The PKK has been fighting for Kurdish self-rule in southeastern Turkey since 1984 and is designated as a terrorist organisation by Ankara, the United States, and the European Union. It has also been banned in the Netherlands since 2007.

Dutch authorities have finger-printed and photographed the suspects who will be detained for three days for further questioning, prosecution spokesman Wim de Bruin said.

"We are still trying to determine if they are wanted internationally," he said.

De Bruin said he could not confirm if leaders of the European arm of the militant group, against whom arrest warrants have been issued, were among those detained.

"Turkey puts various countries under political and economic pressure to call the PKK terrorists, but that has no importance for us.
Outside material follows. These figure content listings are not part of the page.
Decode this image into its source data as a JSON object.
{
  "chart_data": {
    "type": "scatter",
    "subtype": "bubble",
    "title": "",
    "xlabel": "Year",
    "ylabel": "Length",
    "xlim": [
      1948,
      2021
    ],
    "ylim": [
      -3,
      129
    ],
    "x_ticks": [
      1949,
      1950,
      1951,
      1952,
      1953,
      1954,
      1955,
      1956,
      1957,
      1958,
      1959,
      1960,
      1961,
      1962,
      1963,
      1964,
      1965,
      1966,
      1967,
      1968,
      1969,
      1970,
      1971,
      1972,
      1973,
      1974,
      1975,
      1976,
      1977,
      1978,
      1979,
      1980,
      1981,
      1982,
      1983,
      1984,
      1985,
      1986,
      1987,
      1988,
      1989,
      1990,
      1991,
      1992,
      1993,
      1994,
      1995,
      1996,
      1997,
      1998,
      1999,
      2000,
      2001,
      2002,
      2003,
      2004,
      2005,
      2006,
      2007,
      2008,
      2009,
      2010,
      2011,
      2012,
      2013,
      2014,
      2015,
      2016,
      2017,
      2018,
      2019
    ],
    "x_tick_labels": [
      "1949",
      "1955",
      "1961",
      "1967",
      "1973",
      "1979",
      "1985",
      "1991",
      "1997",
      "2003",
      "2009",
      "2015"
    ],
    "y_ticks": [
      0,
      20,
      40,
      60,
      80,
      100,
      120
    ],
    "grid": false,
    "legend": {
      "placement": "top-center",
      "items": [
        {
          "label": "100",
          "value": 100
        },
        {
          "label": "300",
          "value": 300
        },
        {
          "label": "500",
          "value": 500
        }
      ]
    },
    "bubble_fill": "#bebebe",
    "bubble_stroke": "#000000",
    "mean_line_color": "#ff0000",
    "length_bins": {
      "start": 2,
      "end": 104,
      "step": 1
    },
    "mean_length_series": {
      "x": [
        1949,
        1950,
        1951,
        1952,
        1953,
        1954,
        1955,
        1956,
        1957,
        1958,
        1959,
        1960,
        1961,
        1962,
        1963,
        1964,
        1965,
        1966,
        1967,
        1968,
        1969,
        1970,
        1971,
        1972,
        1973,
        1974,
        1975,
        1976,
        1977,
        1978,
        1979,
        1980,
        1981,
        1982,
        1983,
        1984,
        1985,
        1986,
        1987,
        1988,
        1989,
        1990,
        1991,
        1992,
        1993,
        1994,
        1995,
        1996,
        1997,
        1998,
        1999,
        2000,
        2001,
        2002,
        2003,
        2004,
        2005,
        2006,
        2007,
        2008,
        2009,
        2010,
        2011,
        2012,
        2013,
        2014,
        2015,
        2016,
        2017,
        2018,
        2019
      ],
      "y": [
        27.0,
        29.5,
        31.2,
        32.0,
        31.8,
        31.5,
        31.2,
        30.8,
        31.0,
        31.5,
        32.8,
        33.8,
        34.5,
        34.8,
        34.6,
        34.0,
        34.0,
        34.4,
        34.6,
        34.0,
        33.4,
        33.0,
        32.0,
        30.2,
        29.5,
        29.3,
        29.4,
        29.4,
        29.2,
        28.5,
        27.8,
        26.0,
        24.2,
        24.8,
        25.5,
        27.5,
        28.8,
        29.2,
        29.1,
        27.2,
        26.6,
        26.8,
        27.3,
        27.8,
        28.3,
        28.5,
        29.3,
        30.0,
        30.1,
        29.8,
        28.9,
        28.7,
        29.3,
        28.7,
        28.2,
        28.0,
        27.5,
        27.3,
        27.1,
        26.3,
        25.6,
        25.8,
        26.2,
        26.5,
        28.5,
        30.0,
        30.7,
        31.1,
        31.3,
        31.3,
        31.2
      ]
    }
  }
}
There are Kurdish people living in many countries. The PKK is the Kurdish people and the Kurdish people are the PKK," said PKK spokesman Roj Welat, speaking from northern Iraq.

"The Erdogan government is conducting a genocide against the Kurdish people; politically, socially, culturally, economically and militarily," he added, referring to Prime Minister Tayyip Erdogan.

About 150 police raided a holiday park in Ellemeet, a village in the southwest of the Netherlands, at 6 a.m. when the members of the PKK group were still asleep.

De Bruin said the PKK group had booked a building with accommodation and a meeting room at the holiday park.

The meetings had started on Friday and were expected to last a week, the prosecutors office said, adding that the PKK recruits young Kurds in the Netherlands for its armed struggle against the Turkish army.

Until being banned, the PKK held rallies in the Netherlands, at which tens of thousands of members from across the continent would come to hear its leaders speak.